Topic: Pose Impact Estimation on Face Recognition using 3D-Aware Synthetic Data with Application to Quality Assessment
by Marcel Grimmer
D19/2.03a, February 23, 2023 (Thursday), 12.00 noon
Keywords — Face recogniton, Synthetic Data, Quality Assessment
Across the globe, face recognition (FR) systems have become increasingly prevalent in our everyday life. In the European Union, sensitive applications are equipped with biometric recognition, such as the Entry-Exit System (EES). Evaluating the quality of facial images is essential for operating face recognition systems with sufficient accuracy. The recent advances in face quality standardisation ISO/IEC WD 29794-5 recommend the usage of component quality measures for breaking down face quality into its individual factors, hence providing valuable feedback for operators to re-capture low-quality images.

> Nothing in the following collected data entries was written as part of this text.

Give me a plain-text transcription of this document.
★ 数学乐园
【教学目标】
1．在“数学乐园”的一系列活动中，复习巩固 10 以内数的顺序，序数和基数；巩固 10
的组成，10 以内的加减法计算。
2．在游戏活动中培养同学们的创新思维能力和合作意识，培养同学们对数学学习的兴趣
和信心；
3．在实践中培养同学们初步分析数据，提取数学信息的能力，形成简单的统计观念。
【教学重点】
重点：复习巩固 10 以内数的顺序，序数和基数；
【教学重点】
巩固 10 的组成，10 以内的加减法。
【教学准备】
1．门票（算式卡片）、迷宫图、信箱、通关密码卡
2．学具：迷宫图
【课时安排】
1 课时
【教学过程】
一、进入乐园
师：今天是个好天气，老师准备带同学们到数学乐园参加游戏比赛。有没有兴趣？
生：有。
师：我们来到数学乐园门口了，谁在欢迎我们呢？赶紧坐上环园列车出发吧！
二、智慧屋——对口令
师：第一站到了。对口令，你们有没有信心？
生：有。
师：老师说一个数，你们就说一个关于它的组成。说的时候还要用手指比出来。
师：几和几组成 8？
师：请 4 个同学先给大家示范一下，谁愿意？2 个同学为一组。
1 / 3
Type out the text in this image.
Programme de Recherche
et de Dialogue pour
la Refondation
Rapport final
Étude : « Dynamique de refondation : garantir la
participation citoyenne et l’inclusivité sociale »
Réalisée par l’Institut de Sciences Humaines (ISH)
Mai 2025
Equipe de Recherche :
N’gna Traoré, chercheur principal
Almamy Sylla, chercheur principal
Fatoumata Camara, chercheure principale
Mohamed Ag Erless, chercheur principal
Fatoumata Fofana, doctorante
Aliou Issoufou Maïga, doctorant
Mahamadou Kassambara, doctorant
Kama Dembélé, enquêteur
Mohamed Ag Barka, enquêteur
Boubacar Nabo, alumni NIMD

In light of recent advances in 3D-aware generative adversarial networks, we propose a novel dataset, „Syn-YawPitch“, comprising 1,000 identities with varying yaw-pitch angle combinations. Utilizing this dataset, we demonstrate that pitch angles beyond 30 degrees have a significant impact on the biometric performance of current face recognition systems. With this knowledge, we propose a lightweight pose quality estimator that adheres to the standards of ISO/IEC WD 29794-5.